Катька почувствовала прелесть холодного, мрачного и величественного моря сразу. Приехала первый раз в четыре года, увидела, обожглась ледяной волной, побежала по белому песку за огромными чайками – и почувствовала. Я же несколько лет ненавидела холодную воду, пронизывающий ветер, семнадцать градусов и утренний моросящий дождик в середине июля, необходимость ходить в куртках, в носках. И ездила каждое лето в Литву только потому, что неожиданно маленькая Катька, еще не умеющая читать, но зато умеющая хорошо говорить и складно писать, стала умолять меня на следующий год поехать снова. В тот же город и в ту же гостиницу. Катька даже написала мне письмо. Которое звучало так:

ПИСМО ДЛЯ МАМЫ МИХАЕЛВНЫ

УМАЛЯЮ ТИБR ПАЕХТЬ

НА БАЛТИСКАЙЭ

МОРЕ!!!!!!!!!!!!!!!!!!!!!!!!!!

ТВОR ДОЧКА КАТЬЯ

– Что тебе там – медом намазано? В этой тухлой Прибалтике? – спрашивала я Катьку, которая с самых малых лет казалась мне большой. Действительно, по сравнению с собой же прошлогодней она всегда была большой и сильно поумневшей, повзрослевшей.

– Не медом! – отвечала остроумнейшая Катька, которая шутит с двух лет. Еле говорила, ростом мне до колена, а остроумничала изо всех сил. А уж в пять-то лет! Я только успевала записывать. – Картофельными блинами и творожными сырками!

Нереально вкусные сырки, имеющие мало общего с продуктом того же названия, продающимся в моем родном городе Москва, нежные, тающие во рту, и аппетитные, золотистые, везде по-разному приготовленные литовские драники – bulviniai blynai – стали Катькиными гастрономическими фаворитами на много лет и шутливым символом Балтики, где год от года все укоренялась на лето и укоренялась моя Катька и я, вынужденно, вместе с ней.

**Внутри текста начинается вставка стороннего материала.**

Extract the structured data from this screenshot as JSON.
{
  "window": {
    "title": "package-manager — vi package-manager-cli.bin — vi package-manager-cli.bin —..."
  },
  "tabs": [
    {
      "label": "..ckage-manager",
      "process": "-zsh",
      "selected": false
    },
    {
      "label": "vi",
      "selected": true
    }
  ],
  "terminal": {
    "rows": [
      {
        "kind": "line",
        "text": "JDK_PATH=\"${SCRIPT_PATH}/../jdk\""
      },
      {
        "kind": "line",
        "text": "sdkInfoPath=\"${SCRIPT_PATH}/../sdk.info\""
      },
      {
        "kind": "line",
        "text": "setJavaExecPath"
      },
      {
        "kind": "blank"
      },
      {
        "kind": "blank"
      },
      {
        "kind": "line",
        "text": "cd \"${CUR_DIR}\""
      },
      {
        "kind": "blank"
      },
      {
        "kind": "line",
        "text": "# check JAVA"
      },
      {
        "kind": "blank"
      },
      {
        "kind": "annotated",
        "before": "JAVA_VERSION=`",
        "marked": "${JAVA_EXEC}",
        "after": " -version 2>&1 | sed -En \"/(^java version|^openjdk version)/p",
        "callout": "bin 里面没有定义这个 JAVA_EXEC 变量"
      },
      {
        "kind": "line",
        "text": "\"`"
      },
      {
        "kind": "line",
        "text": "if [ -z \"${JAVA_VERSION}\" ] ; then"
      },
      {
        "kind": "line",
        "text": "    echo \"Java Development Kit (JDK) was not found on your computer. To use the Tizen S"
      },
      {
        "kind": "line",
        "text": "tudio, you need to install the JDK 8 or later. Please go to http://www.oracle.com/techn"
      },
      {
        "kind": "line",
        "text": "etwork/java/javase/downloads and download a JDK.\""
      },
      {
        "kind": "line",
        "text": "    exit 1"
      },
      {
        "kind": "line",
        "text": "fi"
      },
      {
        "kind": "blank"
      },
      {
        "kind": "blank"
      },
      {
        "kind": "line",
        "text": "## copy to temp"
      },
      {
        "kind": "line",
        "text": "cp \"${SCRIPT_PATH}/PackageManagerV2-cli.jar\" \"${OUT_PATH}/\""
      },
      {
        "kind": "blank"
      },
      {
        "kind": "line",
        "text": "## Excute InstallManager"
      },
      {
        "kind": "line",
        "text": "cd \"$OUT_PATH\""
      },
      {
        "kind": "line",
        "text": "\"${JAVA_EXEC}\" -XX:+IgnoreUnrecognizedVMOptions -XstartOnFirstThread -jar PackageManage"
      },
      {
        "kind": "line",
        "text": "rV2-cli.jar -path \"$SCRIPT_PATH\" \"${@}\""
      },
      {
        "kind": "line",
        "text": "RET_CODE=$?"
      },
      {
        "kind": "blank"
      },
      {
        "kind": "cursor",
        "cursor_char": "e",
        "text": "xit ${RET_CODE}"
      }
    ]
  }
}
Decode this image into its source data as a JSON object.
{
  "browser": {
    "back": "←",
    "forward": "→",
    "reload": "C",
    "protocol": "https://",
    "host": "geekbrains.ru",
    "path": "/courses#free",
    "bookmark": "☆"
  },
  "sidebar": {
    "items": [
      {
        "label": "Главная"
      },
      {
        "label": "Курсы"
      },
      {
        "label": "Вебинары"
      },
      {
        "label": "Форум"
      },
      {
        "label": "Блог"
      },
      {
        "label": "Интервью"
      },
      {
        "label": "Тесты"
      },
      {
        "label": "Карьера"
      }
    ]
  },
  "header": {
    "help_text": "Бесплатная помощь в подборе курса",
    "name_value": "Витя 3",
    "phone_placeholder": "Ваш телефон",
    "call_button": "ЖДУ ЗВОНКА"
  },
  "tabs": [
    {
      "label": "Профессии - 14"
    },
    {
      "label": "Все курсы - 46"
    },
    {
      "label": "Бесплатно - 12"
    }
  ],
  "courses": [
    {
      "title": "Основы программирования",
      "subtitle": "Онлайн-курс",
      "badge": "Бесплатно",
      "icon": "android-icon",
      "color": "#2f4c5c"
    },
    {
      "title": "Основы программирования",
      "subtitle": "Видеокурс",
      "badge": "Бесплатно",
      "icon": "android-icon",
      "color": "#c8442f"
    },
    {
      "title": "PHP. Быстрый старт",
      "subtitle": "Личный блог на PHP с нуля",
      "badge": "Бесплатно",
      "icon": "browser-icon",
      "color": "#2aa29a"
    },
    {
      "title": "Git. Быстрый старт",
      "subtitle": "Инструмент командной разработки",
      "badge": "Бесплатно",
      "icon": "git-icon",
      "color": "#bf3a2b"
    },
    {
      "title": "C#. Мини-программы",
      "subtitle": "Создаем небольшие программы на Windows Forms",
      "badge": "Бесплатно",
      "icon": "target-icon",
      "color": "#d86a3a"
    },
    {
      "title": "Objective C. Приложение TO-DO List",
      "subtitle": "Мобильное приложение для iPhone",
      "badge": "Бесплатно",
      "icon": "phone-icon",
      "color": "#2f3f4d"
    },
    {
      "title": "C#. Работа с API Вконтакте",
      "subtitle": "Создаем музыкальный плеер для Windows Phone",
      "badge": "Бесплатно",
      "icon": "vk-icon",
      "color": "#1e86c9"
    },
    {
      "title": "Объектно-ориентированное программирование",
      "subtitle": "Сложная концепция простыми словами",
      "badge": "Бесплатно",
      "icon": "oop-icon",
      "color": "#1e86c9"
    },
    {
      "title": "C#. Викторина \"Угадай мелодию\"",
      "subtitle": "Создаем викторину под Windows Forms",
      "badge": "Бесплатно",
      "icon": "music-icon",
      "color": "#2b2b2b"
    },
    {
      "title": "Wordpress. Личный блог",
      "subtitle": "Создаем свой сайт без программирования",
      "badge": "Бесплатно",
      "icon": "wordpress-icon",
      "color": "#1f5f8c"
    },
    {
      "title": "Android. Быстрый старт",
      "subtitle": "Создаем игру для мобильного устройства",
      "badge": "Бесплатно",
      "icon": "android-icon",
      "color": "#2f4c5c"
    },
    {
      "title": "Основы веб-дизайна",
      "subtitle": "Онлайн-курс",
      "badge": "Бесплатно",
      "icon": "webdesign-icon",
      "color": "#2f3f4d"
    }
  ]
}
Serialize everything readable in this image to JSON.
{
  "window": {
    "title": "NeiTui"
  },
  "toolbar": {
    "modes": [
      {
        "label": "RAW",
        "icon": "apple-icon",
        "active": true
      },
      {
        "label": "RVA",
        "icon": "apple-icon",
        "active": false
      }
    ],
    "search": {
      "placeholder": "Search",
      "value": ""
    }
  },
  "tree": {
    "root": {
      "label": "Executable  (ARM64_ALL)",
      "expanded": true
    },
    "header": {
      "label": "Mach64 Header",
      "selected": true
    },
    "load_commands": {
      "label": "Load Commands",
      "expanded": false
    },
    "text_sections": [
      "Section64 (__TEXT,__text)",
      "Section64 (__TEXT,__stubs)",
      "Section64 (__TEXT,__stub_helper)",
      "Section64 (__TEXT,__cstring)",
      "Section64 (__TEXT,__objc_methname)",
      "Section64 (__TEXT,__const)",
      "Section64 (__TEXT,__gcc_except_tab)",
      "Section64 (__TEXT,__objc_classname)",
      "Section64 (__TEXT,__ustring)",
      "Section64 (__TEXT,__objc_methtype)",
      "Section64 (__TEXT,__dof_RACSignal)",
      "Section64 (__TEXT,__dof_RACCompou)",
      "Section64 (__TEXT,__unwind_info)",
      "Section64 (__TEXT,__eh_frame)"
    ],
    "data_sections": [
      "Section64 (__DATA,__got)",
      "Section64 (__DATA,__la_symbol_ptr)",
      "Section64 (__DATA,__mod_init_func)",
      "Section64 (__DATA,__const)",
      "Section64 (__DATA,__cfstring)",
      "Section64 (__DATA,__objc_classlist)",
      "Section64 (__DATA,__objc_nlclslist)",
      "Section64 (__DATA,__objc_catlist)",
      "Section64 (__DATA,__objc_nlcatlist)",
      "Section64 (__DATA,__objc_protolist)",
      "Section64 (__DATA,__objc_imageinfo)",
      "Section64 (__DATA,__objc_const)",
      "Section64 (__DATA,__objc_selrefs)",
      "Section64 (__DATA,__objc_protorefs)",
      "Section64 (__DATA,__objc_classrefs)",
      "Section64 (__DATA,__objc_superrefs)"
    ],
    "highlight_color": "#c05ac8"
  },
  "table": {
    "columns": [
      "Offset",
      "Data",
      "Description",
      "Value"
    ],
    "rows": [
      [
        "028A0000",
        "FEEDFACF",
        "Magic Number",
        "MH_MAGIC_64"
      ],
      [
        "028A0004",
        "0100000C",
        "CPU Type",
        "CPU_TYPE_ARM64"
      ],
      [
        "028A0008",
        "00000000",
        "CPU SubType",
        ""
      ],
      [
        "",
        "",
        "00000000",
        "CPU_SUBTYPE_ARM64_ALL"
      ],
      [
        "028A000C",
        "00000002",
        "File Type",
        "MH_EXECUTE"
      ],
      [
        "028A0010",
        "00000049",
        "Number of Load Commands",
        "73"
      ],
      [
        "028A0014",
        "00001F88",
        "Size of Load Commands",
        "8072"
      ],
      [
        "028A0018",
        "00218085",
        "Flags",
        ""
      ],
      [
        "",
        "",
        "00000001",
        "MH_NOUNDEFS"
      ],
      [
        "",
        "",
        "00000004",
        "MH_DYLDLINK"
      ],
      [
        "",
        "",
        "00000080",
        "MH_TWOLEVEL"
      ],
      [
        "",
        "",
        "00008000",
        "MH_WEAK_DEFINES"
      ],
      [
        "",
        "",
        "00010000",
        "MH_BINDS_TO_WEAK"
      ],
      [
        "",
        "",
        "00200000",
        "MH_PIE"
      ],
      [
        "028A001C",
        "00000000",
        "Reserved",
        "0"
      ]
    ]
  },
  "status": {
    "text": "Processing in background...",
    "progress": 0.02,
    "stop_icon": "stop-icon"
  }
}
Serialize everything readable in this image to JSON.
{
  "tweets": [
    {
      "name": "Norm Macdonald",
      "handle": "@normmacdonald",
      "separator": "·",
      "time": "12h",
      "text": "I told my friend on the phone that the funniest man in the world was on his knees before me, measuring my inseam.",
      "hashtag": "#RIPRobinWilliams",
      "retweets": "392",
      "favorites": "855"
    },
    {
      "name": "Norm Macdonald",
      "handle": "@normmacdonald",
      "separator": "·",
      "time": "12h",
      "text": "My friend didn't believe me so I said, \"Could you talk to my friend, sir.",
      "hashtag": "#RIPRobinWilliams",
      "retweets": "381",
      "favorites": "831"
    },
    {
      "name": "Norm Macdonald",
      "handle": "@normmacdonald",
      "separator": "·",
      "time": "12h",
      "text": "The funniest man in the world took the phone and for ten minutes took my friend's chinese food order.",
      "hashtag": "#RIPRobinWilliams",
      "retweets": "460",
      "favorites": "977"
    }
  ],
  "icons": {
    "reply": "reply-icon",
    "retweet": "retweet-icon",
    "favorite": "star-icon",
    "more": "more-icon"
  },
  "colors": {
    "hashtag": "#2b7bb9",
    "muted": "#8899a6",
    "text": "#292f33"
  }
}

Постепенно я привыкла, что в середине лета у меня на месяц наступает ранняя (а то и вполне октябрьская) осень. Что надо тащить с собой брюки, куртки и носки. Еще через год я вдруг увидела, что литовцы носки не носят. Вообще. То есть, конечно, на работу они, скорей всего, ходят, как обычные европейцы, в носках. А вот на отдыхе… Пятнадцать градусов с моросящим дождиком, двенадцать с сильным (тем более! – носки не промокнут – их просто нет), десять, девять градусов выше ноля… Никаких носочков – ни себе, ни детям. Сандалии, в последние годы – пластиковые чоботы, сверху куртка, если холодно и дождь.

Для начала я сняла носки с Катьки. Она даже не заметила.

– Точно не холодно? – с сомнением спрашивала я.

– Может, я родилась здесь? – в ответ задумчиво спрашивала меня маленькая Катька.

– Ты родилась в Москве, не надо себе биографию переписывать!

– Ну да… Или мои предки родились здесь… Фамилия у нашей бабушки такая… подозрительная…

Действительно, в корне фамилии одной из Катькиных бабушек содержится литовский корень “jur-“. Jura по-литовски – море. Может, и правда, кто-то из ее – наших – предков жил на холодном песчаном берегу, уходящем бесконечной гладкой линией куда-то в прошлое, в будущее, что-то обещая, напоминая о чем-то щемящем, что вот-вот вспомнишь, если перестанешь бежать, суетиться. Кто-то находил гладкие кусочки янтаря – золотистые, коричневые, белые с зелеными прожилками. Кто-то смотрел и смотрел на это неспокойное, неласковое и прекрасное море, слушал чаек, дышал соснами, растущими прямо у самого берега, собирал скромные, ароматные цветы, довольствующиеся бедной прибрежной почвой. И сам довольствовался малым.